The continuously increasing data volumes in wireless networks and ever higher connection requirements in terms of latency and stability mean that new technical solutions are needed. New antenna technologies such as MIMO or beamforming are an important building block of such solutions.
The problem is a familiar one to every Internet user: the more devices are connected to the Wi-Fi, the slower the data transfer becomes. This is due to the fact that routers are only able to communicate with one device at a time.
If several devices are connected to the WLAN simultaneously, each participant must first wait their turn for data to be transferred. If the volume of transferred data increases on top of this, for instance due to multimedia content like 3D videos or augmented-reality applications, wireless systems can only satisfy the needs of demanding users with the help of smart antennas.
Such smart antennas comprise multiple transmitting and receiving antennas, in addition to the associated signal-processing capability. They make it possible to transfer data at ever higher rates and thus represent one of the key technologies for current and future wireless communication systems alike.
What is MIMO?
As soon as obstacles obstruct this connection, the signals are scattered and dissipated. This causes the connection to become disrupted or even break down entirely. However, visual contact is extremely hard to establish for most wireless applications. MIMO, on the other hand, utilises the scattering of the signals and achieves a better system capacity and better data throughput rates with the various routes that the signals take, in addition to their staggered arrival at the end device. MIMO has been well known for some time already due to its use in WLAN networks and is explicitly defined in high-speed WLAN standard IEEE802.11ac.
The multi-user (MU)-MIMO introduced with IEEE802.11ac Wave 2 makes it possible for a Wi-Fi router to communicate with multiple devices simultaneously. With MU-MIMO, entire departments in a company can simultaneously hold video conferences, download large e-mail attachments and media content, align large files on local file servers or cloud storage services, or stream presentations – all without lagging or buffering.
MIMO technology is also used in mobile-communication networks, where it was introduced with LTE. While LTE usually combines a maximum of eight antenna elements, the future 5G standard will require considerably more power: in the case of the millimetre waves used here, several hundred antennas are frequently used in one transmitting or receiving station.
This optimised multi-antenna technology – called “Massive MIMO” – increases the capacity of the mobile-phone network several times over. Nonetheless, Massive MIMO requires one additional technology in order to exploit the benefits of millimetre waves’ large bandwidth:
Less interference thanks to wireless signals
Signals are emitted evenly in all directions from conventional antennas. If the signals clash with those from other transmitters, interference can occur, and the signal transmission can be seriously disrupted. In combination with beam-forming, the multi-antenna technology of Massive MIMO solves this problem.
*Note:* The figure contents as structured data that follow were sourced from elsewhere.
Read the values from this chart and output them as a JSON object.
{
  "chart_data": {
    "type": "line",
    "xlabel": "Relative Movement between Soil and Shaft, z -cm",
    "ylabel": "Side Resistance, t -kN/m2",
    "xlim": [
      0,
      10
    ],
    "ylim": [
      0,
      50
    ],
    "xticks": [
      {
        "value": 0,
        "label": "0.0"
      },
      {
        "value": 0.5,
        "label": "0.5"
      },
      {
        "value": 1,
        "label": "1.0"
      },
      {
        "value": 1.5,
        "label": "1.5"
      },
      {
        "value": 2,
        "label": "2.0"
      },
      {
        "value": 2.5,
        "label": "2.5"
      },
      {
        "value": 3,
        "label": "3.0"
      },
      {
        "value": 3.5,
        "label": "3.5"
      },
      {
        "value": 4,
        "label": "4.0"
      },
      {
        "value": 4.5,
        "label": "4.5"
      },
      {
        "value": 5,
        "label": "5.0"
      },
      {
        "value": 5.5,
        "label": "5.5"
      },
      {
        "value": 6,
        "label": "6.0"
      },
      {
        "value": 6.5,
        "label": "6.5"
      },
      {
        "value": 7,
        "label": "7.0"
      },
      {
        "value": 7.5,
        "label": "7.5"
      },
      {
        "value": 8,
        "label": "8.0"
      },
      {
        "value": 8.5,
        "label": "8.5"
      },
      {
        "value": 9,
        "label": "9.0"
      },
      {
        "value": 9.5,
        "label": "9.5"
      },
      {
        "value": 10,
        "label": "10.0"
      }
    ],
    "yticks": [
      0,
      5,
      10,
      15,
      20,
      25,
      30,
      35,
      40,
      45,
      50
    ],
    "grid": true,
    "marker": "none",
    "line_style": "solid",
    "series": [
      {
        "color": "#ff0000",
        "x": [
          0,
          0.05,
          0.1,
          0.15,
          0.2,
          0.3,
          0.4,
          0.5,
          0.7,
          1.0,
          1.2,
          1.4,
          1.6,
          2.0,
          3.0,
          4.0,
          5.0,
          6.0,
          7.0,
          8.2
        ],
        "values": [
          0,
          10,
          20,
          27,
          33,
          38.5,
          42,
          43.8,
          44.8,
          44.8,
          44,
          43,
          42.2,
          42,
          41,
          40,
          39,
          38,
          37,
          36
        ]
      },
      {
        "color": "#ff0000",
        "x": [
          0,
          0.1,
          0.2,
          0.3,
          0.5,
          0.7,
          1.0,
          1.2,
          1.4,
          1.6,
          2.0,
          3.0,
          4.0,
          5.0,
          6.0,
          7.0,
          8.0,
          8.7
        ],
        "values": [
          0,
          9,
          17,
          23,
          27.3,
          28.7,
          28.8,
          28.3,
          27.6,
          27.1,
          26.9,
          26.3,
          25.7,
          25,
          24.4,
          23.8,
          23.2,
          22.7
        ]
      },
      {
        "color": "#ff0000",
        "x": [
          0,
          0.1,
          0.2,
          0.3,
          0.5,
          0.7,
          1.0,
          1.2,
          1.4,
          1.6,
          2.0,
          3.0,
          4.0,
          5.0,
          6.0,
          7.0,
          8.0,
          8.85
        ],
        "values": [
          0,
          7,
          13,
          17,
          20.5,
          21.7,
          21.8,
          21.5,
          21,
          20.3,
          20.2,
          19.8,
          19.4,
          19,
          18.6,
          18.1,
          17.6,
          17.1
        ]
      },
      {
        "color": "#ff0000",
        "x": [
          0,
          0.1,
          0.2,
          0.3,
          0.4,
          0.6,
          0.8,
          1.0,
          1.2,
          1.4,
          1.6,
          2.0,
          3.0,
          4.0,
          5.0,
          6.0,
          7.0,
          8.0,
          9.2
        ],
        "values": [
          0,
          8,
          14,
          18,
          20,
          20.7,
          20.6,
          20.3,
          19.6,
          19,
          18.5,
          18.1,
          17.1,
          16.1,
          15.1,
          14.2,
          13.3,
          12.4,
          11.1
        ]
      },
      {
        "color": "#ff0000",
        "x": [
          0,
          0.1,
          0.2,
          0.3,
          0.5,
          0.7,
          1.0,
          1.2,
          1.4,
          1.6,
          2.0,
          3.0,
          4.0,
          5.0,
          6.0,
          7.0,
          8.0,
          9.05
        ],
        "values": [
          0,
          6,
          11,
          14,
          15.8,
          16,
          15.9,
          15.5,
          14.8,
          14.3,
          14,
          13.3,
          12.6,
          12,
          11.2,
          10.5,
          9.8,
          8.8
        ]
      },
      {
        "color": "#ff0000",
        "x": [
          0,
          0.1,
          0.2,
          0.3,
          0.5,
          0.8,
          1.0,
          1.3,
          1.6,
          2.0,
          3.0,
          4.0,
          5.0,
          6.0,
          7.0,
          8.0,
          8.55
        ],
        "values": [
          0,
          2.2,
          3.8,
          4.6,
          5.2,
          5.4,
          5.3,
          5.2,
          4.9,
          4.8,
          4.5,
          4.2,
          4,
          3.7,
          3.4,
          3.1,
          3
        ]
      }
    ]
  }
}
By staggering the transmission of the same signal with multiple antennas, the transmitter triangulates the client’s approximate location and directs its transmission accordingly to shape a signal beam – a process referred to as “beamforming”. As a result, a beamforming transmitter can send dedicated signals in different directions to individual receivers. This increases the range, guarantees a more stable connection and higher transmission rates, and also reduces unwanted radio interference.
Reducing power consumption
The MIMO antenna elements require D/A circuits, which convert digital signals into analogue ones so that they can be transmitted by the antenna. However, if digital beamforming is used in the millimetre-wave range, whereby every antenna element features a D/A circuit, multiple high-speed D/A circuits are required. This will result in higher power consumption.
One solution to this problem is so-called “hybrid beamforming”, for which a portion of the signal processing is conducted in the analogue antenna element. Multiple antenna elements can consequently be connected to one single D/A circuit. Power consumption is reduced by doing so because fewer D/A circuits are needed. Using a hybrid beamforming system of this kind results in an economisation in terms of hardware, an improvement in the energy footprint and a reduction of calculation effort.
400 gigabits per second will be transmitted in the future
By implementing these technologies, the future 5G mobile telephony standard promises an enormous power increase in wireless communication, with rates of up to ten gigabits per second. Yet even now, it is already apparent that existing frequency ranges will not be sufficient to cater to the growing demand for stable wireless communication in the future. This is exactly why researchers are already working on the mobile communication standard which will succeed 5G.
The goal is to facilitate a network connection that breaks into a terahertz frequency range; one so stable that it can transport data wirelessly at speeds as high as 400 gigabits per second.